Há consultas e consultas

Note você que me lê, que há diferentes reações segundo o tipo de consulta se está a proceder no campo da saúde. Já havia notado? Que bom, então vamos conferir.

Consulta no ortopedista: geralmente é um grande bate papo, os mais ousados chegam até a contar como foi os detalhes da queda, não antes de receber um beliscão de discrição da patroa. Consulta no dermatologista: discreta, porém à vontade, os pacientes ficam ali sendo suas revistas com semblante ameno aguardando à hora de seu atendimento. Consulta de psicanalista: geralmente a sala de espera já possui um clima clean, com tão-somente um no máximo aguardando a vez, analista bom não deixa mais de um na espera, geralmente se for mulher, de óculos escuros e com os cabelos jogados sobre o rosto. Consulta de cardiologista: bem descontraída, os pacientes já sabem o que tem, tomam ou não tomam os remédios, mas se olham com confiança, resignação e alegria na cura. Consulta de Psiquiatra: muita discrição, pouca conversa para não demonstrar sua “loucura” para o outro, e muita ansiedade, muita! Consulta de Odontologista: Chata, porém, necessária, aquela sensação de o dever está acima de tudo, se houver amizade, os pacientes trocam até de celulares na recepção. Consulta de Pediatra: uma choradeira danada, mães uma, mas linda do que a outra, naquela concorrência que só os homens ‘conhecem’, e aquela troca de farpa típica da ideologia materna: “minha filha dorme à noite toda”, “não chora nem quando está com febre”, “nunca teve uma dor de barriga que a tirasse dessa paz”, “Ah, o pai, um santo, lava, passa, dá banho e troca fraldas.”

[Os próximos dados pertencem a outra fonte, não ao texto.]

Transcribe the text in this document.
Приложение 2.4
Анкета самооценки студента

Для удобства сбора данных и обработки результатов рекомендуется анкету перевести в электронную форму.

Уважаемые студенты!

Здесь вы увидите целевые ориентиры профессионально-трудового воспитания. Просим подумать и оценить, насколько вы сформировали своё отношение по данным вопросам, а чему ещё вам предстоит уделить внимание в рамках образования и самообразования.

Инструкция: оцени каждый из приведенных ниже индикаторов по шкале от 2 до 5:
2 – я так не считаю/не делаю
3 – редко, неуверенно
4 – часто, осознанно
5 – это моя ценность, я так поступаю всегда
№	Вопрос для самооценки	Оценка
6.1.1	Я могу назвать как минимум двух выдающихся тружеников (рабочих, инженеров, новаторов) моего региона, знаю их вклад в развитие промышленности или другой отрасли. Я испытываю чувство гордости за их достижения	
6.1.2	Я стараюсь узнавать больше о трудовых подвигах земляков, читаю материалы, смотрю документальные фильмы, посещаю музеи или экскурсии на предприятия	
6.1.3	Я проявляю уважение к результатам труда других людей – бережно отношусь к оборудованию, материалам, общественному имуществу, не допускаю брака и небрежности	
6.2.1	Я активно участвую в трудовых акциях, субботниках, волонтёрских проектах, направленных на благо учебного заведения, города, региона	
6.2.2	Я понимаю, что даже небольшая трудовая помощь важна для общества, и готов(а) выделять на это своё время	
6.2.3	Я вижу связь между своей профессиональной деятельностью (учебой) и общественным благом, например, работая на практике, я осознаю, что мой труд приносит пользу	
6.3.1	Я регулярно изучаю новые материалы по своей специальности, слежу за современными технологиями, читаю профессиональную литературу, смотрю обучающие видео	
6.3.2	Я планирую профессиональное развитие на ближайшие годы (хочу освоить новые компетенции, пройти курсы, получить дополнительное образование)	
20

Consulta no Centro de Tratamento Oncológico (CTO) de Petrópolis. Várias pessoas na recepção, um silêncio de templo budista (as igrejas cristãs não gostam do silêncio), não há conversas paralelas, os pacientes só conversam com seus parentes que o acompanham, um olhar sempre de checagem de minuto a minuto no pacote de exames, um desassossego na posição das pernas e dos braços, a cada porta que abre e o médico (a) chama o próximo, é nítido o olhar de todos para aquele “próximo”. Na saída, uns olham novamente, outros, abaixam os olhos. Mesmos os curados, são discretos. No CTO não há lugar para extravagância de gestos, a vida ali pede silêncio, comedimento e reflexão, porque ela (vida) lá está no entroncamento exato da não vida.